Livity — Life Lessons from Bob Marley
Today would have been Bob Marley’s 76th Birthday, and anyone who has known me for longer than 5 seconds, would know, that I am completely obsessed with this legendary Aquarian Revolutionary!
I had planned on writing an article for his 75th birthday last year, but I put it off because I tend to put off things that I love and find ‘frivolous’ in favor of the more ‘concrete and serious’ tasks on my to-do lists. But in 2021 I am actively pursuing the things that fill my cup — Dancing, Writing about Bob Marley, Laughing, Making Kombucha, Doing Nothing!
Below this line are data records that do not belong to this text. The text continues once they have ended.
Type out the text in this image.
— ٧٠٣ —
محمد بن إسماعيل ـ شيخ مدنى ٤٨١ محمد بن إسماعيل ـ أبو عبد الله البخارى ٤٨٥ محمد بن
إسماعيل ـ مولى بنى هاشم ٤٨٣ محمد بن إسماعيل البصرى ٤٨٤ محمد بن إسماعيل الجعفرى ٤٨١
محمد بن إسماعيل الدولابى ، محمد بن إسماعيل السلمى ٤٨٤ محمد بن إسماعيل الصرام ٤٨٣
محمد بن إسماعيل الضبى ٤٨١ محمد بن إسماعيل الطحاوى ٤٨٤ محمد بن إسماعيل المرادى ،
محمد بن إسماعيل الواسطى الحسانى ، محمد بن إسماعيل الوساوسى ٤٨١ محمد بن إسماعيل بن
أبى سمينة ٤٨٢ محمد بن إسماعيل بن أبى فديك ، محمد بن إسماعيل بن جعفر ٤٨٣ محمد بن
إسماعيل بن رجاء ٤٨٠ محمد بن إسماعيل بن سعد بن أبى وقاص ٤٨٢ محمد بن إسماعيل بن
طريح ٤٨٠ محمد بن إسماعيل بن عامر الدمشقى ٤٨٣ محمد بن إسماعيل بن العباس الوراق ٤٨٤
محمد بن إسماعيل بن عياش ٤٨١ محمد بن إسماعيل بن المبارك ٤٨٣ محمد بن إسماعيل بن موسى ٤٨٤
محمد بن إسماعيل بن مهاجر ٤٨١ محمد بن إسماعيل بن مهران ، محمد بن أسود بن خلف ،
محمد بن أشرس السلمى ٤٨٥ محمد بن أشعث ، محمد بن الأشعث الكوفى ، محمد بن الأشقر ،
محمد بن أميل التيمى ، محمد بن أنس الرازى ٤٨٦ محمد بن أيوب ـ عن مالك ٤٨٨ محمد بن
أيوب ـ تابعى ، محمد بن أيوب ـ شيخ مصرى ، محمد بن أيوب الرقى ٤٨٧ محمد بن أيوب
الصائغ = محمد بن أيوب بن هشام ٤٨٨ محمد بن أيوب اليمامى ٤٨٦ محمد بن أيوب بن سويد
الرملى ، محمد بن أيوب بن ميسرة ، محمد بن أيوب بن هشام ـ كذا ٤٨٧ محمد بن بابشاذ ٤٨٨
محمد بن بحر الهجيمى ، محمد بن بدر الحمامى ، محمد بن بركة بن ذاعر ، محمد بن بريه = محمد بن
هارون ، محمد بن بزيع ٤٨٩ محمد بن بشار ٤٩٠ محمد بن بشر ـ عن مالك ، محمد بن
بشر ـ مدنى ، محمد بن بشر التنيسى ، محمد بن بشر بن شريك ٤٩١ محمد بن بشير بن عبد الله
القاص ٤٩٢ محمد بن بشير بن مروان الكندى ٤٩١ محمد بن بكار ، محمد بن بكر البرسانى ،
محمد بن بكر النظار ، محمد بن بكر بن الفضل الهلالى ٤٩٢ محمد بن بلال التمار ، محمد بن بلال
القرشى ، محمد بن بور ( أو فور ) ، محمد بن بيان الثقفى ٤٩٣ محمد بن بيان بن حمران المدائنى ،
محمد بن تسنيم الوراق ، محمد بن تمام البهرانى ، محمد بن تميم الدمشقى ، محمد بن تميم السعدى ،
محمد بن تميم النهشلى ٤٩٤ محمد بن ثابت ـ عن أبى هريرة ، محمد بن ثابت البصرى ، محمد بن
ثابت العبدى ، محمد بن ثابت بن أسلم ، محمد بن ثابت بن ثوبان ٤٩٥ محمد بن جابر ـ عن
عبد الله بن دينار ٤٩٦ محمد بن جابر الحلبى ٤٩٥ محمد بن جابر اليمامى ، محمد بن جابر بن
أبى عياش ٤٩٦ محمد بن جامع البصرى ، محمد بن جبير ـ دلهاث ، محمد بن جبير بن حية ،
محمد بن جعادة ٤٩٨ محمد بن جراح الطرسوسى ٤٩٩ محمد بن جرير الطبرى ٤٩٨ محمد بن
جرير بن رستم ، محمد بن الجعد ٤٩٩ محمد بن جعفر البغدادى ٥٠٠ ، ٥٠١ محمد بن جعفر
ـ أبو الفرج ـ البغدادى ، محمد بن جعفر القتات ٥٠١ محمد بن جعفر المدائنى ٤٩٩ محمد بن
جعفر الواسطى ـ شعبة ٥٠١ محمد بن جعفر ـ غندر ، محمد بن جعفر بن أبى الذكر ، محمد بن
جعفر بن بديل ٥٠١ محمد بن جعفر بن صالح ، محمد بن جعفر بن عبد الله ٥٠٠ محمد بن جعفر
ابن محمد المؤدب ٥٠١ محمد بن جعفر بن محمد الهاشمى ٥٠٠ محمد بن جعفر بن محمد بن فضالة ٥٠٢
There is a lot I could talk about in regards to Bob Marley — His legendary Afro-centric reggae music, his charisma, his revolutionary lyrics that centered the liberation of all black people, the fight against the machine that has entrapped the working class in a rat race. But in this article in celebration of his birthday, I just want to talk about his Livity. It’s also important to note that he was a flawed human being still and just because he was great doesn’t mean he was perfect.
Last year around June, the Marley family released an HD recording of the famous ‘Live at the Rainbow’ concert from June 1977 in London on the Exodus tour. The first time I watched the concert in my room, I cried. I felt like I was in that concert hall and I was just in awe of him and his presence. He embodied what the Rastafari community call -Livity. Aliveness. Livity encompasses many different things including holistic natural living and, emphasis on community and collaboration. The livity that I see in Bob Marley’s performance is an acute sense of being in his body doing what he was placed on this earth to do. He is completely immersed in the music and the message that it transcends the physical realm and becomes a mystical and spiritual experience. He’s not concerned about perfection or how it will be received or how much money the tour makes. He is present. He is fully alive and fully present, which then allows him to be used as a vessel for the radical revolutionary message that is still so relevant today.
He is completely immersed in the music and the message that it transcends the physical realm and becomes a mystical and spiritual experience.
I often feel like I’m sleepwalking through life, that I do what I do because that’s what I’m supposed to be doing according to societal norms. I’m not really living my life instead I am living somebody else’s vision for my life. Like I have been handed a script I took no part in creating and I’m living my life according to the role prescribed for me on that script. I don’t want to live my one and only life in this body from the passenger seat. There is no ‘Big Other’ for whom I must consciously or subconsciously shape my life around. I am the captain of my own ship, master of my own destiny. This doesn’t mean that I have full control of what happens to me in life, but I do have the complete agency to decide how I will receive what life brings. And that I take the driver’s seat in defining what my life will be, regardless of whether my desires and actions produce the fruit I was hoping for. In the words of Bob Marley himself;
Emancipate yourself from mental slavery
None but ourselves can free our minds
Every time I listen to Bob Marley, I am reminded of what life can look like when you truly step into who you are and live out your life. Happy Earthstrong Bob Marley!